On the top of the device, the carbon nanotubes and BC nanocomposite layer have a sophisticated interlaced structure where carbon nanotubes and cellulose nanofibers form a double network of nanofibers. In this double-network, carbon nanotubes function as highly effective solar light absorber,s and BC nanofibers are used to transport water and reduce the energy consumption of evaporation.
This multilayered structure of wood, glass bubbles /BC, and carbon nanotubes/BC is designed to achieve fast water transportation, thermal management, effective light absorption, and reduced vaporization energy consumption. Moreover, to systematically investigate the relationship between evaporation rate, energy efficiency, and energy consumption of evaporation, the team provides a novel two-dimension chart with guidelines showing different enthalpy of vaporization. This theoretical analysis method shows potential for analyzing the contributions of different functional parts in solar steam generator devices for evaporation rate.

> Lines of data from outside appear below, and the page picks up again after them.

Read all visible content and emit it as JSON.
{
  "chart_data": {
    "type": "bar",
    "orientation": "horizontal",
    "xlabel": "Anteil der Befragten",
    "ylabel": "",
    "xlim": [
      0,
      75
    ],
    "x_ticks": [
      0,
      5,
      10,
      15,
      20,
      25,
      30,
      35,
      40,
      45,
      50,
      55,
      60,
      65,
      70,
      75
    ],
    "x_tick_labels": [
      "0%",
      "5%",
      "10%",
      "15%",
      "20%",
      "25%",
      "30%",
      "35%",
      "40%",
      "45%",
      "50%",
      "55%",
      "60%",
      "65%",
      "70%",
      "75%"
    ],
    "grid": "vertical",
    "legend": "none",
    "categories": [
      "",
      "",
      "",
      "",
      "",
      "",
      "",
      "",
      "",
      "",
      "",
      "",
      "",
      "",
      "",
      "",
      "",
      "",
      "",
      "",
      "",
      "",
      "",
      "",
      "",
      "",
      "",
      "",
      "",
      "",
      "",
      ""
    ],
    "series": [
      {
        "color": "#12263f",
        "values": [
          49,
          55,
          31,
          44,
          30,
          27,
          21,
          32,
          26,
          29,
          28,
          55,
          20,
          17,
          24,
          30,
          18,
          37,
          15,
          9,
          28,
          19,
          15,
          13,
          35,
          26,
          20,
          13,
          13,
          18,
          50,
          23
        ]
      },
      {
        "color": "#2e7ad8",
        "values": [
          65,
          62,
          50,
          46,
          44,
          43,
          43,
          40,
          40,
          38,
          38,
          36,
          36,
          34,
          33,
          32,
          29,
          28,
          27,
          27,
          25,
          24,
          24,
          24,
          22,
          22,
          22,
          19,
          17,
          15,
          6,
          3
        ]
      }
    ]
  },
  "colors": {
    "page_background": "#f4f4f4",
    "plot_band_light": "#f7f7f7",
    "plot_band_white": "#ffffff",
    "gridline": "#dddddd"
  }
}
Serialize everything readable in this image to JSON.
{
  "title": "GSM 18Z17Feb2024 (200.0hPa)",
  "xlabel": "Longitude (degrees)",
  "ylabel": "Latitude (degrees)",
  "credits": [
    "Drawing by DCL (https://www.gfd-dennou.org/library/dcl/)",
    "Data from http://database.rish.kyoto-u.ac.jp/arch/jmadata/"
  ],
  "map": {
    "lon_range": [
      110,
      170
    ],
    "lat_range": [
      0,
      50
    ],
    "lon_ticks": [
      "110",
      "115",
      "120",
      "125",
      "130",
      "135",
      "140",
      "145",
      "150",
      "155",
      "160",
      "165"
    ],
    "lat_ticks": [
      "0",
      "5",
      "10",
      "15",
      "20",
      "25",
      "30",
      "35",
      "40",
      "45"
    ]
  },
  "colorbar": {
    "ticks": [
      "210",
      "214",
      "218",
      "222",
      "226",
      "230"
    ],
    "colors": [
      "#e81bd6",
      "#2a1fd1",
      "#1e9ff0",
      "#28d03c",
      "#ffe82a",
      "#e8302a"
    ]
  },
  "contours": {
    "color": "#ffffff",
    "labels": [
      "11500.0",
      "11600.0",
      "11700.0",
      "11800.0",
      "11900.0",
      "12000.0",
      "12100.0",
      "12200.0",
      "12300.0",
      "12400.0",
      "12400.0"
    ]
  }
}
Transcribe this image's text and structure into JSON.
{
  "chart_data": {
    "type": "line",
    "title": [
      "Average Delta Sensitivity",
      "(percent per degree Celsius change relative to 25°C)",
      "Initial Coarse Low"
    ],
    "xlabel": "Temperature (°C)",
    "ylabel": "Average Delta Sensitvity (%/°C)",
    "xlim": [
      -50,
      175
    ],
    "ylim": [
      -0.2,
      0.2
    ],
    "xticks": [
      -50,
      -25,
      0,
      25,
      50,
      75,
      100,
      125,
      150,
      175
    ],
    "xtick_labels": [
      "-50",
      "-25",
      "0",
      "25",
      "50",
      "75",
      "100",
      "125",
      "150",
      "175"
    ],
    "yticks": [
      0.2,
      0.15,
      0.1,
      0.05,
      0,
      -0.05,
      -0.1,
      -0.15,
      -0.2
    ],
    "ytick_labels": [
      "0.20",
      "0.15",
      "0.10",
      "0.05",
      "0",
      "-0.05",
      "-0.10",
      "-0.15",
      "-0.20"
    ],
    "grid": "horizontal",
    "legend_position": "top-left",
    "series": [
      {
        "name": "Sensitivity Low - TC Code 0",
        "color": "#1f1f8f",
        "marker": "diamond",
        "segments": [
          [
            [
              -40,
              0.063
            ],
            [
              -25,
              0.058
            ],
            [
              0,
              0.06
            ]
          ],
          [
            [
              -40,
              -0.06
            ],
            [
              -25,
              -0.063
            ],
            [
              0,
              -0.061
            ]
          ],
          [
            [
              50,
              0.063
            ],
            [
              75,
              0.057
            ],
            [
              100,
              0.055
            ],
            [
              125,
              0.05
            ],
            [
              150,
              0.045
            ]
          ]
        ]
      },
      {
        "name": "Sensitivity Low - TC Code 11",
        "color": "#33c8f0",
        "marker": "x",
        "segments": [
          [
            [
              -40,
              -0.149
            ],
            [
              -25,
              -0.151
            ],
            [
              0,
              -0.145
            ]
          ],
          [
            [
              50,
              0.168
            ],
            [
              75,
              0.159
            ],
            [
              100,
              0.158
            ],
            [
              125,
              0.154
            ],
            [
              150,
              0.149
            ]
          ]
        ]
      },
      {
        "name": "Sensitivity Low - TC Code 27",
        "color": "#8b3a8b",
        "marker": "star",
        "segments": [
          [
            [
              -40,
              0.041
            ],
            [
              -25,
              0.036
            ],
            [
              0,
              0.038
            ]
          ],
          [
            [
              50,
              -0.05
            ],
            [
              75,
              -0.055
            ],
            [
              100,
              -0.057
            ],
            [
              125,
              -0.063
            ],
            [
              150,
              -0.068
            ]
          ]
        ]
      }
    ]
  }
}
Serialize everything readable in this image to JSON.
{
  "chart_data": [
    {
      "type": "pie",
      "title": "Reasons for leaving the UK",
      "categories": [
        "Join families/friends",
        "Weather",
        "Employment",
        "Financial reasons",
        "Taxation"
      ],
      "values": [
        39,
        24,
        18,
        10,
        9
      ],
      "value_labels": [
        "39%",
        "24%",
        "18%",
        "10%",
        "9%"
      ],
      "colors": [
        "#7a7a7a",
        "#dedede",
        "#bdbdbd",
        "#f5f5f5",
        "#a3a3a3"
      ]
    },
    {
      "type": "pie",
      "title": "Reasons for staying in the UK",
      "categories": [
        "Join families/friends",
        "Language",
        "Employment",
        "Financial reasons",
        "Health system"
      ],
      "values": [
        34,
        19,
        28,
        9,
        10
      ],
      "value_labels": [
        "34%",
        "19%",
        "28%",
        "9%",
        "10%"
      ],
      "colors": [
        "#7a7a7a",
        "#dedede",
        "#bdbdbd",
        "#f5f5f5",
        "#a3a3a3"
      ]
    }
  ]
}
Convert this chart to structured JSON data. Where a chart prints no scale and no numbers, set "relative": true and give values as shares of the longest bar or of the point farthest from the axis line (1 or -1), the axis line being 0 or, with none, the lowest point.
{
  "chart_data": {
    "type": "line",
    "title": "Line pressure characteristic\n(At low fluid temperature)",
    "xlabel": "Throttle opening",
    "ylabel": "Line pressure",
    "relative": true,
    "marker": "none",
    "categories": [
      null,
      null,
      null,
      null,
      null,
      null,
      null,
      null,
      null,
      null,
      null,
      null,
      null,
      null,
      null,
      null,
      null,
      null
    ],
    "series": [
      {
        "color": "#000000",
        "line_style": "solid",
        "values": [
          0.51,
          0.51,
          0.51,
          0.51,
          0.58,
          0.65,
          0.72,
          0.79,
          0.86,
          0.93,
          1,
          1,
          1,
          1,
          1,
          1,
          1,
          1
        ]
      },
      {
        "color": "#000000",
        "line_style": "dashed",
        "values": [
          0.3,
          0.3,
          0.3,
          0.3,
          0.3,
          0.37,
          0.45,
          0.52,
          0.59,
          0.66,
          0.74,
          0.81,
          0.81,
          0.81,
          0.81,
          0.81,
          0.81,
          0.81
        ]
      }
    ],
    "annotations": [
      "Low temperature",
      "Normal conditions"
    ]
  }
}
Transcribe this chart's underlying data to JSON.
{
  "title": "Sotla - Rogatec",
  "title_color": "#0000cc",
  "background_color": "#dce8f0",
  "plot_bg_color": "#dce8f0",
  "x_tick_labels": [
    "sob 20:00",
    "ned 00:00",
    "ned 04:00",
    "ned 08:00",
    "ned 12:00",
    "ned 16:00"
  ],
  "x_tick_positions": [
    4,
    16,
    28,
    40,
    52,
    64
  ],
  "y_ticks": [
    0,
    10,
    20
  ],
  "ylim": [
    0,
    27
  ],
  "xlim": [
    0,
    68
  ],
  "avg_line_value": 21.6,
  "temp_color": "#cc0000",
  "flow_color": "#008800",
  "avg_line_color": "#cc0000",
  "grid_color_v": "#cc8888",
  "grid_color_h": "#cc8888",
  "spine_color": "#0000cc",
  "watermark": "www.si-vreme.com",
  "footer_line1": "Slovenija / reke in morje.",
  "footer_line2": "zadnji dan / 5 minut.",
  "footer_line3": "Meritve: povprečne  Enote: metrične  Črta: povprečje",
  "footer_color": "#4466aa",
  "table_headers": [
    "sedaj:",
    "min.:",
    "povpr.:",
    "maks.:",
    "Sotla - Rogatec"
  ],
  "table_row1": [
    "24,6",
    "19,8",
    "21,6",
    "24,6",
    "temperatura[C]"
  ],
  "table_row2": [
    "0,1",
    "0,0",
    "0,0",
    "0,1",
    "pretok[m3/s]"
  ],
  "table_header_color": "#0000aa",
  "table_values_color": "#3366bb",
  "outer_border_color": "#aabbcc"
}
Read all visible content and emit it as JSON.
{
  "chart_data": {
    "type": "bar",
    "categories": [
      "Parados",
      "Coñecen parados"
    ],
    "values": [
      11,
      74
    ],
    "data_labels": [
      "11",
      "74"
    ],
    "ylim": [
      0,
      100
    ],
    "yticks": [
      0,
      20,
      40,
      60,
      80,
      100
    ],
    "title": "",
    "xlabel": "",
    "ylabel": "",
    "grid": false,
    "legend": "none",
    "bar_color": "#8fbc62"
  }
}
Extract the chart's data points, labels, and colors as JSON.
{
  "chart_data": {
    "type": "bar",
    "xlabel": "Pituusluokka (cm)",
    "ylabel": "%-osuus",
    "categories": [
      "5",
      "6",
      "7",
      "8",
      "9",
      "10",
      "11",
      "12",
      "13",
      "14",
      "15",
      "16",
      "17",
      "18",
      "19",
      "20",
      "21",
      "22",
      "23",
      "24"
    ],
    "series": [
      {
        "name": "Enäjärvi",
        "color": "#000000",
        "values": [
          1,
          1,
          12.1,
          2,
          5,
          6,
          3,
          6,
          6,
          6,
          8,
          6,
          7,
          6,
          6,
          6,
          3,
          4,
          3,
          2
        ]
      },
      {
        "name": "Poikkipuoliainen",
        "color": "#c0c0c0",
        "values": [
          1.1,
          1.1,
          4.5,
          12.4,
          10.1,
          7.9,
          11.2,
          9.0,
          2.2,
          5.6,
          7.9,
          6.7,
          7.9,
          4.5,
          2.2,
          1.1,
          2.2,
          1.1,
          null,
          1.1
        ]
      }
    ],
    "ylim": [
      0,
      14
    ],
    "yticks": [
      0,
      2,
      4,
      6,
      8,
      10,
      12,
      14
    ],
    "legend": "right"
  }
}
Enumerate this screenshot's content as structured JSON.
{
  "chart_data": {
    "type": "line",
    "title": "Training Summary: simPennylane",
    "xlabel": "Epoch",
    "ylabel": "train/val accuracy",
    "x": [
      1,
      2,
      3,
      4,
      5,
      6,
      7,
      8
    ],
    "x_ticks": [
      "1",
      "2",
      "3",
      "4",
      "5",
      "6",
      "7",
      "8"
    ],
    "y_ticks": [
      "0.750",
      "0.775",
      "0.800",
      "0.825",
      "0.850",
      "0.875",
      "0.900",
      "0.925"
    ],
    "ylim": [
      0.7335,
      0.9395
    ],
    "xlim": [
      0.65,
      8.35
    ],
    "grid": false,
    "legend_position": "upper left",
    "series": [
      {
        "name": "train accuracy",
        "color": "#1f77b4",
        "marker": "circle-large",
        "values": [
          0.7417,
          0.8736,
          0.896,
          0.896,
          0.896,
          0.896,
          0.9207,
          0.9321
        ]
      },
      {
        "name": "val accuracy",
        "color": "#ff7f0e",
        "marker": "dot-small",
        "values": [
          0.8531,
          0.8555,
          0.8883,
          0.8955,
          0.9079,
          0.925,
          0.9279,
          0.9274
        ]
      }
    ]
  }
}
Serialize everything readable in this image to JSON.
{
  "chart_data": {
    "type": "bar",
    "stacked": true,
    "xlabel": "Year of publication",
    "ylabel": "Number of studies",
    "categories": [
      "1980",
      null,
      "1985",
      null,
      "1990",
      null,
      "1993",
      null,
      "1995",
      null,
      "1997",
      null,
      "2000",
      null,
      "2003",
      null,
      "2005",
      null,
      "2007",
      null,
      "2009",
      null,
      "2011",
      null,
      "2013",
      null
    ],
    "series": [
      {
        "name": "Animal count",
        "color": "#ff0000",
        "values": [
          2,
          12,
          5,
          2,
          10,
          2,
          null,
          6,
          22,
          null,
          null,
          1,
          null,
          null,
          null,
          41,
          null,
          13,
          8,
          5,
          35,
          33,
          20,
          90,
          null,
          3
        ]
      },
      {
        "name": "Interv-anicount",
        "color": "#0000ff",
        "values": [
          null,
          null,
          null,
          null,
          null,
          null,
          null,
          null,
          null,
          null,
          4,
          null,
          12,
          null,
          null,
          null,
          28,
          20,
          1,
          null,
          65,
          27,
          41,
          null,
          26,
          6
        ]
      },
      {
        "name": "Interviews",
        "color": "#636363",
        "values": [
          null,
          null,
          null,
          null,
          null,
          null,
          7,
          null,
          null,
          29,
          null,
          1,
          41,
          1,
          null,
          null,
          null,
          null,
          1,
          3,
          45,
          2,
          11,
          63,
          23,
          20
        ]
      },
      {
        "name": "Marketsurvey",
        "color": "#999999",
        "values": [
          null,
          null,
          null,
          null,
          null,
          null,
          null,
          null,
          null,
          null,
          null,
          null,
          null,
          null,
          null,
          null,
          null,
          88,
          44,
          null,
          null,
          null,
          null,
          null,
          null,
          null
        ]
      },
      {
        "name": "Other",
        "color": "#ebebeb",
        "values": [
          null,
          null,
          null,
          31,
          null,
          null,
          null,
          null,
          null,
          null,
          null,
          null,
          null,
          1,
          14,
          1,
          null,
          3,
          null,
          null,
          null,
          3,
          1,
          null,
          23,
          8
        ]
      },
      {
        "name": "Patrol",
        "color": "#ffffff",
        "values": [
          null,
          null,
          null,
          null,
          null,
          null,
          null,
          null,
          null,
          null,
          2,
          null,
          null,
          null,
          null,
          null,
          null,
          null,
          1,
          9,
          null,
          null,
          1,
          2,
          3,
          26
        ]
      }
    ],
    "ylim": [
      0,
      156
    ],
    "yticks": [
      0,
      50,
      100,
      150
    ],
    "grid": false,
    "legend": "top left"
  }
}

Compared with other technology of solar-powered water purification, HSSG has great advantages in evaporation rate, energy efficiency, sustainability, and cost, which make it a promising technology for future water purification.
Reference: “Sustainable Wood-Based Hierarchical Solar Steam Generator: A Biomimetic Design with Reduced Vaporization Enthalpy of Water” by Qing-Fang Guan, Zi-Meng Han, Zhang-Chi Ling, Huai-Bin Yang and Shu-Hong Yu, 8 July 2020, Nano Letters.